The payload bay doors consisted of port and starboard doors hinged at each side of the mid fuselage. They were 18.5m long and had a gross area of 144 m2. Each door was made up of four segments, each of them resting on 12 hinges. The doors were held closed by a total of 33 latches, consisting of 16 bulkhead latches (eight forward and eight aft) and 17 payload bay door centerline latches. The doors were composed of a lightweight graphite-epoxy composite material (KMU-4E) that was much lighter than the D-16 aluminum alloy used in most of Buran’s airframe. At a later stage it was supposed to have been replaced by an even lighter material called KMU-8. The total mass of Buran’s doors was 1,625 kg, which was 620 kg lighter than the mock-up aluminum doors built for the BTS-002 vehicle that flew the atmospheric approach and landing tests.
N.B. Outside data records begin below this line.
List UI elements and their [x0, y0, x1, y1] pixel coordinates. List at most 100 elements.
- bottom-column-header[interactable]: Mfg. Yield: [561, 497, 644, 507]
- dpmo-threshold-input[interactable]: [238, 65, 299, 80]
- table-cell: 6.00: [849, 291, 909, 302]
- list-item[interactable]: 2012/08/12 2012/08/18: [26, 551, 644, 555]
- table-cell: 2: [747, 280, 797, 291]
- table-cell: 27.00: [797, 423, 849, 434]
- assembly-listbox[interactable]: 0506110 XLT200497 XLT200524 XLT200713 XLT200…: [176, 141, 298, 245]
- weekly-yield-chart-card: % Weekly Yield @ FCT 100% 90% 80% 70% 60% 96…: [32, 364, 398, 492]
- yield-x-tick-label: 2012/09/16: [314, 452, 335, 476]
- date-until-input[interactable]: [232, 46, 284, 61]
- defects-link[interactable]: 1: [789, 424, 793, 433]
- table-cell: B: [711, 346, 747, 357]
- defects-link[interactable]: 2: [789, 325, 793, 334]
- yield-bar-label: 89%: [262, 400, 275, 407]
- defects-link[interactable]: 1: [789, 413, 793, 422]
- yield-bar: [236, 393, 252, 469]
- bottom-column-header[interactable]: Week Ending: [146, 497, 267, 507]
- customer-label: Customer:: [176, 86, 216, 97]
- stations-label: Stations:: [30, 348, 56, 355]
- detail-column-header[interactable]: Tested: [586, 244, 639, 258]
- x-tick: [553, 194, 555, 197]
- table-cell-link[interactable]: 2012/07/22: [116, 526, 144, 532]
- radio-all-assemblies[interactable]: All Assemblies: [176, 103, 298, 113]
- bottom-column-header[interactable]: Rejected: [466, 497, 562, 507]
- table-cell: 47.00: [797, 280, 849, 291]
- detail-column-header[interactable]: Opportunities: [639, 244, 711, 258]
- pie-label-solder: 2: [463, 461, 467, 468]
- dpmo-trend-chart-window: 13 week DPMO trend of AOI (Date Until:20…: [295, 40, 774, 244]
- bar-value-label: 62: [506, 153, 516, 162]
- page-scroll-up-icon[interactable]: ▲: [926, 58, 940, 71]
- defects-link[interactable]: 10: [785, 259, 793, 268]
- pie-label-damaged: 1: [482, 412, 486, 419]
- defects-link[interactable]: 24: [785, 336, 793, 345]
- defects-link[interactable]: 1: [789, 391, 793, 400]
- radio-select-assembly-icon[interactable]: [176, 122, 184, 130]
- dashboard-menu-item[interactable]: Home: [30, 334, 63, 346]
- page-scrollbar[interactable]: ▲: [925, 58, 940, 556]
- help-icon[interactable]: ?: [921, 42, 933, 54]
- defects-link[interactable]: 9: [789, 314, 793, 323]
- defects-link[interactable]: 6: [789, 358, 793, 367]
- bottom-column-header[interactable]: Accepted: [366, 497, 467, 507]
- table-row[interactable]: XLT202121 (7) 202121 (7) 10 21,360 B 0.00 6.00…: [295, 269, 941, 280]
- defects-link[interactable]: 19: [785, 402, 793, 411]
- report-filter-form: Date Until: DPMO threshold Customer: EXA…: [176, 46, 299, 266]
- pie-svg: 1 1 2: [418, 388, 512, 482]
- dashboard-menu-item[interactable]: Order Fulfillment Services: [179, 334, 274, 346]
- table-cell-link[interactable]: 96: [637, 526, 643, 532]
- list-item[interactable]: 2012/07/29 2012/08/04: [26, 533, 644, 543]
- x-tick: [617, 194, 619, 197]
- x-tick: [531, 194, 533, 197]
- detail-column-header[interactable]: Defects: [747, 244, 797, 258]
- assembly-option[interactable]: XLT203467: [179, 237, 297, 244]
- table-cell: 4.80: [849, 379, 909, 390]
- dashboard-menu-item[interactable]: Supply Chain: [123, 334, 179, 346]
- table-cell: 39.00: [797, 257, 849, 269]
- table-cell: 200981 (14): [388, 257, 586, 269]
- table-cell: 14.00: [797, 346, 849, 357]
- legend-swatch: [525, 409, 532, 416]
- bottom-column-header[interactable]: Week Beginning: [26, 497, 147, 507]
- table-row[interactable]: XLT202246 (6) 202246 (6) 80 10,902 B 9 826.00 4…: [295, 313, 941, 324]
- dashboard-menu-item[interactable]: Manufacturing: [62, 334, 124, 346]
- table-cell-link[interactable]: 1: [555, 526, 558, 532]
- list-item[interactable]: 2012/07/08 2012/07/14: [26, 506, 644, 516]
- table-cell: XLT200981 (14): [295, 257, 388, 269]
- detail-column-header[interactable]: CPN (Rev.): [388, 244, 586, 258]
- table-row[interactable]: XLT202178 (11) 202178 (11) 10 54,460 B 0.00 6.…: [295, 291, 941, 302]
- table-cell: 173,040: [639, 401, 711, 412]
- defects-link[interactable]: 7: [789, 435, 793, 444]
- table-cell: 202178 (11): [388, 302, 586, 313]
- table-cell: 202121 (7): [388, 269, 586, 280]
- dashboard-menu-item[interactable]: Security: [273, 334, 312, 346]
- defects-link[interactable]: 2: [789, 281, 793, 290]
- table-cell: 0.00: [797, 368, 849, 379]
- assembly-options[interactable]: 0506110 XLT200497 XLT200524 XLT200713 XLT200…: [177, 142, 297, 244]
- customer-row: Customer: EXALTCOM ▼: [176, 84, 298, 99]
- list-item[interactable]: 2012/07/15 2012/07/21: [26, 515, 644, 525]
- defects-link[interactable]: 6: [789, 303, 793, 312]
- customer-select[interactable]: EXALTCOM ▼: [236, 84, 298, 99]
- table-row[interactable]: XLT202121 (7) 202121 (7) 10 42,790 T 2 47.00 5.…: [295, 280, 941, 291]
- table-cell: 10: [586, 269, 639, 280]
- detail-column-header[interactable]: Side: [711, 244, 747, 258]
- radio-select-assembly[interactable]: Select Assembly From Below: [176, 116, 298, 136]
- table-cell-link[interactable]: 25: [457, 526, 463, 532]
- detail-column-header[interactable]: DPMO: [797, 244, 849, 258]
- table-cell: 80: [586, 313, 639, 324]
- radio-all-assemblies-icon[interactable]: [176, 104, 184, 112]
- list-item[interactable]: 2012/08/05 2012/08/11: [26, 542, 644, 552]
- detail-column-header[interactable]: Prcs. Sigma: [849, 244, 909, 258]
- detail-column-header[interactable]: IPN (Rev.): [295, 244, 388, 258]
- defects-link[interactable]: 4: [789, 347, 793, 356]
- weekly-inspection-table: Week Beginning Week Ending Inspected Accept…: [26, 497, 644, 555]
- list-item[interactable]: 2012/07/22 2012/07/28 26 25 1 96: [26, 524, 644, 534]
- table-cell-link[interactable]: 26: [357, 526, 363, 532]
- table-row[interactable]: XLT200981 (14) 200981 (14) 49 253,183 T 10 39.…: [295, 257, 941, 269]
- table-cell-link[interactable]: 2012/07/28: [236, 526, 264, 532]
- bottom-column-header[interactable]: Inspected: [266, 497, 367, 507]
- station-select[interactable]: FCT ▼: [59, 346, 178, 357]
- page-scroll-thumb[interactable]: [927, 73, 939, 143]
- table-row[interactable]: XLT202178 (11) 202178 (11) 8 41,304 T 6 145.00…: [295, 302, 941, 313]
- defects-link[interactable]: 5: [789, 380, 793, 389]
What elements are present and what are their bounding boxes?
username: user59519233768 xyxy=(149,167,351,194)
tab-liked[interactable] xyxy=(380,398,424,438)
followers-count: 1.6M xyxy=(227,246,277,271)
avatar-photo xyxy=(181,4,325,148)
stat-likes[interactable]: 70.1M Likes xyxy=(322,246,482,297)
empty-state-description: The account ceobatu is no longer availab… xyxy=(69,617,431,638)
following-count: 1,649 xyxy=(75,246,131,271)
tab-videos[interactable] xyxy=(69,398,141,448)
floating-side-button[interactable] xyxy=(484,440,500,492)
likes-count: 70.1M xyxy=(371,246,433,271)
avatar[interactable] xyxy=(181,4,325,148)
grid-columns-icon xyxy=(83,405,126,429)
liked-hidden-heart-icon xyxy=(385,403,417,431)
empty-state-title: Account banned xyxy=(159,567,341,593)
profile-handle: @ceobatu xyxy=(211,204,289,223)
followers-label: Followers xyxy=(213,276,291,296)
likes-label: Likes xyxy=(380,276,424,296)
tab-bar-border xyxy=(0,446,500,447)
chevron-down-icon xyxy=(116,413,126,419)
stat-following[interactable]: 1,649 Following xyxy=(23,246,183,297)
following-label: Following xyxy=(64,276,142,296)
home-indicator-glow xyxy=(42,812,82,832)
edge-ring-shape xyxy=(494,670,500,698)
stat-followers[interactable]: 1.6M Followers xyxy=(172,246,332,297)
The doors also served as a strongback for the radiator panels that allowed heat rejection in orbit.

The aft fuselage (KhChF) was 3.6 m long, 5.5 m wide, and 6 m high. It housed the Combined Engine Installation with its orbital maneuvering engines and steering

thrusters, the Auxiliary Power Units, the hydraulic system, and a pressurized equip­ment bay. On the outside were attach points for the tail, the body flap, the wings, and the brake chute.

Buran’s double-delta wings provided aerodynamic lift and control of the vehicle during atmospheric flight. The vehicle’s lift-to-drag ratio was 1.3 during the hyper­sonic phase of re-entry and 5.6 at subsonic speeds. Wingspan was 23.92 m and total area 250 m2 (virtually identical to the values for the Space Shuttle Orbiter). The wings had a 45° degree sweep on the inner leading edge and a 79° sweep on the outer (vs. 45° and 81° on the Shuttle Orbiter). The wings were positioned slightly more forward on the fuselage than those of the Space Shuttle, helping to adjust the vehicle’s center of gravity in the absence of heavy, aft-mounted main engines.

Elevons provided pitch and roll control during atmospheric flight. They were divided into two segments for each wing, with each segment being supported by three hinges. Pitch control was achieved by deflecting all elevons in the same direction (elevator function) and roll control by deflecting the left-wing and right-wing elevons in opposite directions (aileron function). Each elevon traveled 35 degrees up and 20 degrees down (compared with 40° and 25° for the Space Shuttle Orbiter).

The tail (or “vertical stabilizer’’) consisted of a structural fin surface and a two-part rudder/speed brake. Its total area was 39 m2 and that of the rudder/speed brake 10.5 m2. As on a conventional airplane, the rudder provided yaw control when both panels were deflected left or right, but by splitting each of its two panels into two halves it also acted as a speed brake, a feature unique to rapidly descending gliders such as Buran and the Shuttle. The segments could be deflected in the same direction for rudder control of plus or minus 23° (27° on the Orbiter) and the halves could be moved in opposite directions for speed brake control for a maximum of about 43.5° each (49.3° on the Orbiter).

An aerodynamic surface not seen on conventional airplanes is the body flap, attached to the bottom rear of the aft fuselage. With a maximum deflection angle of 30°, it provided pitch control trim to reduce elevon deflections [10].